During the first half of the week, I fixed some issues I had previously delayed, such as right stripping whitespace from table fields in the tokenizer, adding a parameter use_fast_reader to the io.ascii infrastructure, etc. as well as adding more comments and writing up a quick design document. I also added new fast readers for commented-header and RDB files after making the _read_header() method in FastBasic more extensible. One idea that Tom had was to simply use the old header classes to read file headers since the time header reading takes is so negligible, but I found that the headers were too closely tied to the BaseReader infrastructure to use them without modification. For now, at least, overriding _read_header() seems like a reasonable way to allow for some flexibility in header reading.

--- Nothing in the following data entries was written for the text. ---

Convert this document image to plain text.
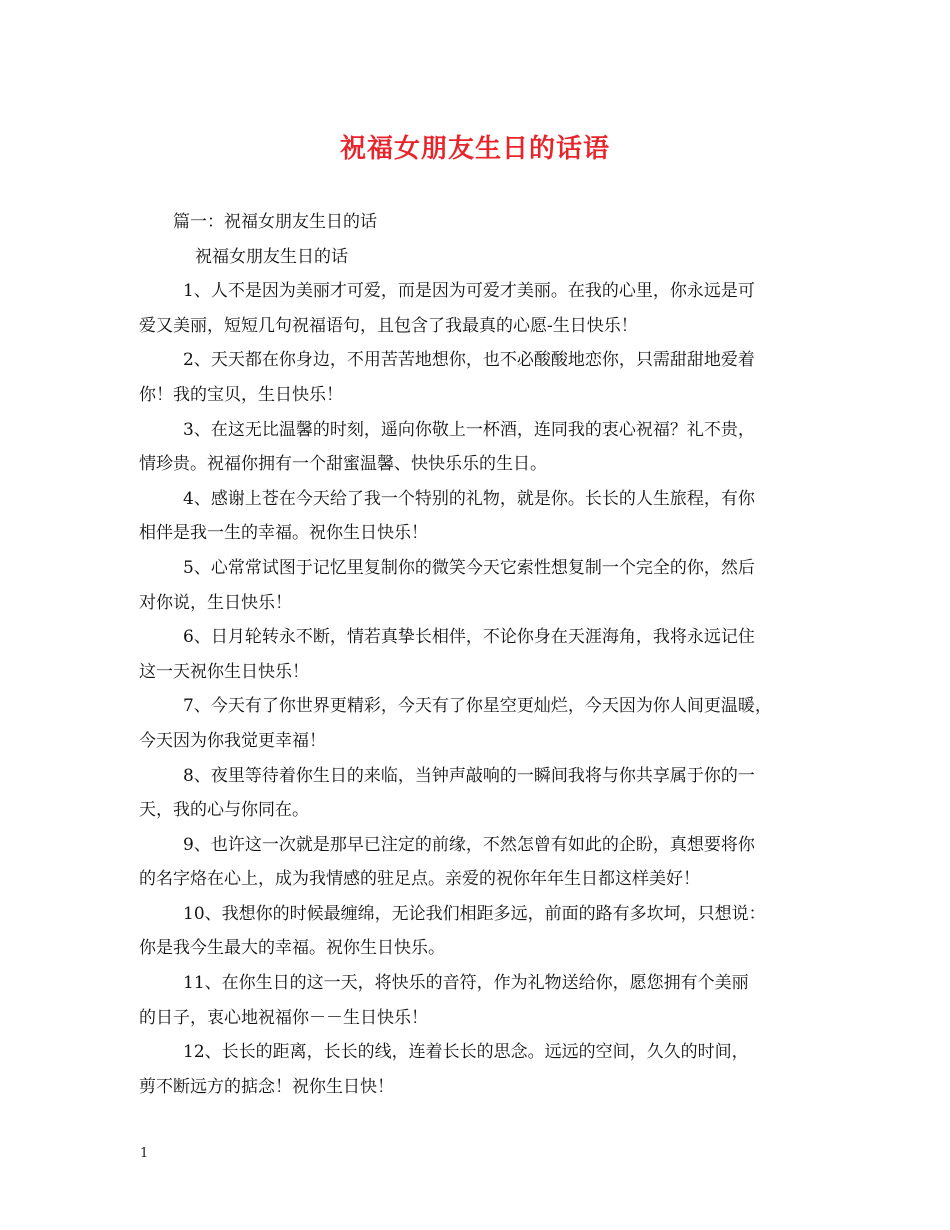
祝福女朋友生日的话语
篇一：祝福女朋友生日的话
祝福女朋友生日的话
1、人不是因为美丽才可爱，而是因为可爱才美丽。在我的心里，你永远是可
爱又美丽，短短几句祝福语句，且包含了我最真的心愿-生日快乐！
2、天天都在你身边，不用苦苦地想你，也不必酸酸地恋你，只需甜甜地爱着
你！我的宝贝，生日快乐！
3、在这无比温馨的时刻，遥向你敬上一杯酒，连同我的衷心祝福？礼不贵，
情珍贵。祝福你拥有一个甜蜜温馨、快快乐乐的生日。
4、感谢上苍在今天给了我一个特别的礼物，就是你。长长的人生旅程，有你
相伴是我一生的幸福。祝你生日快乐！
5、心常常试图于记忆里复制你的微笑今天它索性想复制一个完全的你，然后
对你说，生日快乐！
6、日月轮转永不断，情若真挚长相伴，不论你身在天涯海角，我将永远记住
这一天祝你生日快乐！
7、今天有了你世界更精彩，今天有了你星空更灿烂，今天因为你人间更温暖，
今天因为你我觉更幸福！
8、夜里等待着你生日的来临，当钟声敲响的一瞬间我将与你共享属于你的一
天，我的心与你同在。
9、也许这一次就是那早已注定的前缘，不然怎曾有如此的企盼，真想要将你
的名字烙在心上，成为我情感的驻足点。亲爱的祝你年年生日都这样美好！
10、我想你的时候最缠绵，无论我们相距多远，前面的路有多坎坷，只想说：
你是我今生最大的幸福。祝你生日快乐。
11、在你生日的这一天，将快乐的音符，作为礼物送给你，愿您拥有个美丽
的日子，衷心地祝福你－－生日快乐！
12、长长的距离，长长的线，连着长长的思念。远远的空间，久久的时间，
剪不断远方的掂念！祝你生日快！
1
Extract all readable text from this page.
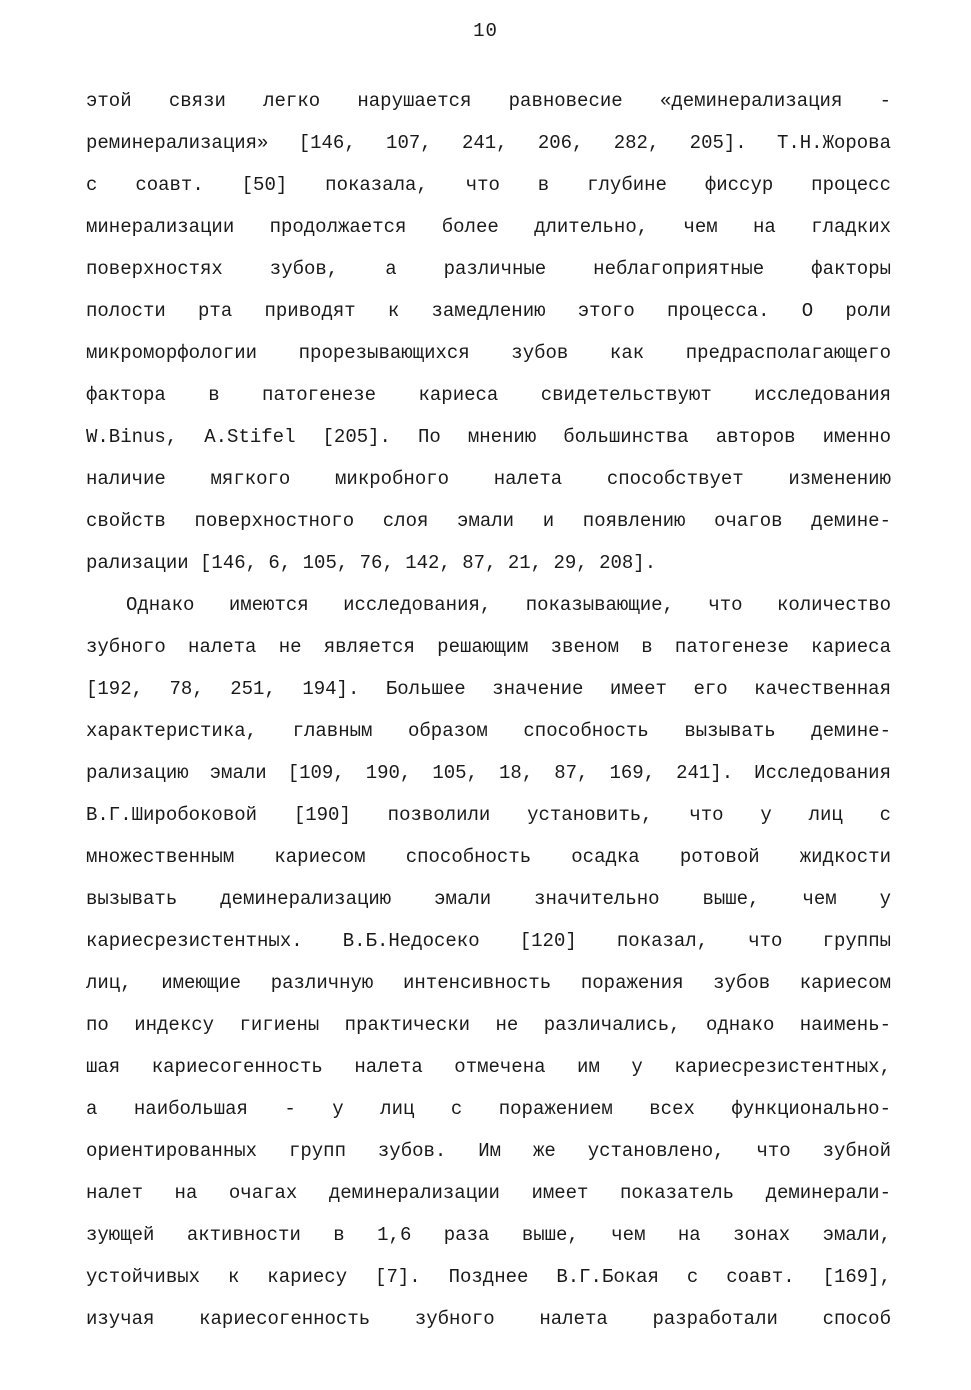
10
этой связи легко нарушается равновесие «деминерализация -
реминерализация» [146, 107, 241, 206, 282, 205]. Т.Н.Жорова
с соавт. [50] показала, что в глубине фиссур процесс
минерализации продолжается более длительно, чем на гладких
поверхностях зубов, а различные неблагоприятные факторы
полости рта приводят к замедлению этого процесса. О роли
микроморфологии прорезывающихся зубов как предрасполагающего
фактора в патогенезе кариеса свидетельствуют исследования
W.Binus, A.Stifel [205]. По мнению большинства авторов именно
наличие мягкого микробного налета способствует изменению
свойств поверхностного слоя эмали и появлению очагов демине-
рализации [146, 6, 105, 76, 142, 87, 21, 29, 208].
Однако имеются исследования, показывающие, что количество
зубного налета не является решающим звеном в патогенезе кариеса
[192, 78, 251, 194]. Большее значение имеет его качественная
характеристика, главным образом способность вызывать демине-
рализацию эмали [109, 190, 105, 18, 87, 169, 241]. Исследования
В.Г.Широбоковой [190] позволили установить, что у лиц с
множественным кариесом способность осадка ротовой жидкости
вызывать деминерализацию эмали значительно выше, чем у
кариесрезистентных. В.Б.Недосеко [120] показал, что группы
лиц, имеющие различную интенсивность поражения зубов кариесом
по индексу гигиены практически не различались, однако наимень-
шая кариесогенность налета отмечена им у кариесрезистентных,
а наибольшая - у лиц с поражением всех функционально-
ориентированных групп зубов. Им же установлено, что зубной
налет на очагах деминерализации имеет показатель деминерали-
зующей активности в 1,6 раза выше, чем на зонах эмали,
устойчивых к кариесу [7]. Позднее В.Г.Бокая с соавт. [169],
изучая кариесогенность зубного налета разработали способ
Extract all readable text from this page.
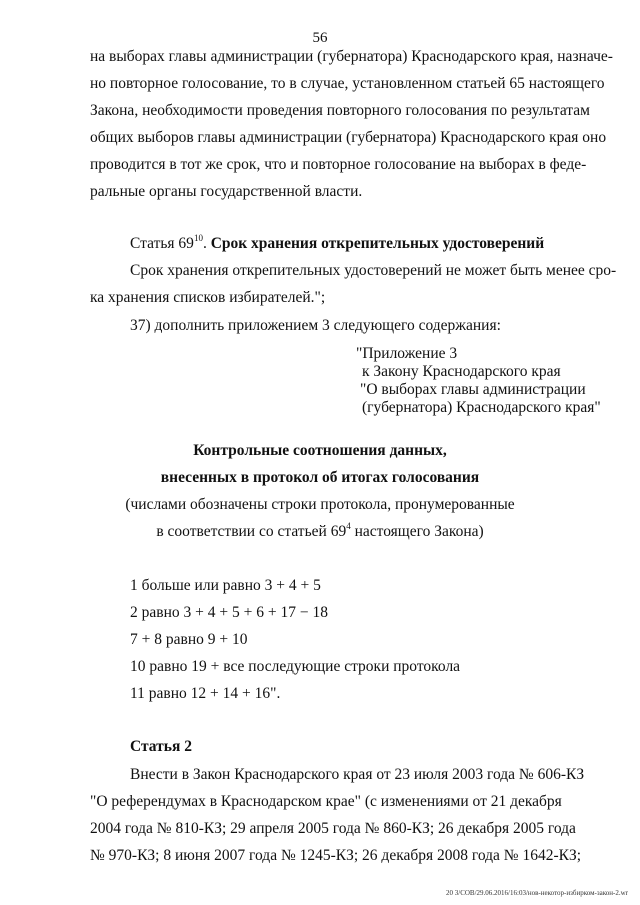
56
на выборах главы администрации (губернатора) Краснодарского края, назначе-
но повторное голосование, то в случае, установленном статьей 65 настоящего
Закона, необходимости проведения повторного голосования по результатам
общих выборов главы администрации (губернатора) Краснодарского края оно
проводится в тот же срок, что и повторное голосование на выборах в феде-
ральные органы государственной власти.
Статья $69^{10}$. Срок хранения открепительных удостоверений
Срок хранения открепительных удостоверений не может быть менее сро-
ка хранения списков избирателей.";
37) дополнить приложением 3 следующего содержания:
"Приложение 3
к Закону Краснодарского края
"О выборах главы администрации
(губернатора) Краснодарского края"
Контрольные соотношения данных,
внесенных в протокол об итогах голосования
(числами обозначены строки протокола, пронумерованные
в соответствии со статьей $69^4$ настоящего Закона)
1 больше или равно 3 + 4 + 5
2 равно 3 + 4 + 5 + 6 + 17 − 18
7 + 8 равно 9 + 10
10 равно 19 + все последующие строки протокола
11 равно 12 + 14 + 16".
Статья 2
Внести в Закон Краснодарского края от 23 июля 2003 года № 606-КЗ
"О референдумах в Краснодарском крае" (с изменениями от 21 декабря
2004 года № 810-КЗ; 29 апреля 2005 года № 860-КЗ; 26 декабря 2005 года
№ 970-КЗ; 8 июня 2007 года № 1245-КЗ; 26 декабря 2008 года № 1642-КЗ;
20 3/СОВ/29.06.2016/16:03/нов-некотор-избирком-закон-2.wr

After that, I worked on creating a fast writing system in Cython. I ran into a number of problems when I tried out my algorithm by parametrizing fixtures in the writing test suite, particularly with masking, but I got it working after a while. I also included some format-specific handling to the current fast readers in order to deal with specific writing issues (e.g. omitting the header line, writing column types in RDB, etc). As of right now the implementation is passing all tests, but it could use a little more customization and definitely isn't fast enough—I found the fast reader took 2.8 seconds to write a file that took 3.5 seconds to write without the fast reader, only a 25% speed reduction. Profiling has been little tricky, since I can't find a line profiler for Cython and sometimes splitting into subroutines doesn't work well (since the overhead of function calls becomes a big factor). However, it's definitely clear that a lot of time is spent in the iter_str_vals() method called on each column for string iteration. I should be able to find a way to cut the writing time down significantly.
Although we're not having a hangout this week, after I get some work done on the writing algorithm I plan to ask Tom what direction would be best to go to from here and at what point I should plan on opening a PR for my branch. According to the schedule I should be looking into the possibility of memory mapping soon, but Tom said he's not really sure if it's a feasible idea; I guess that will be tabled for a little while, but we'll see what happens.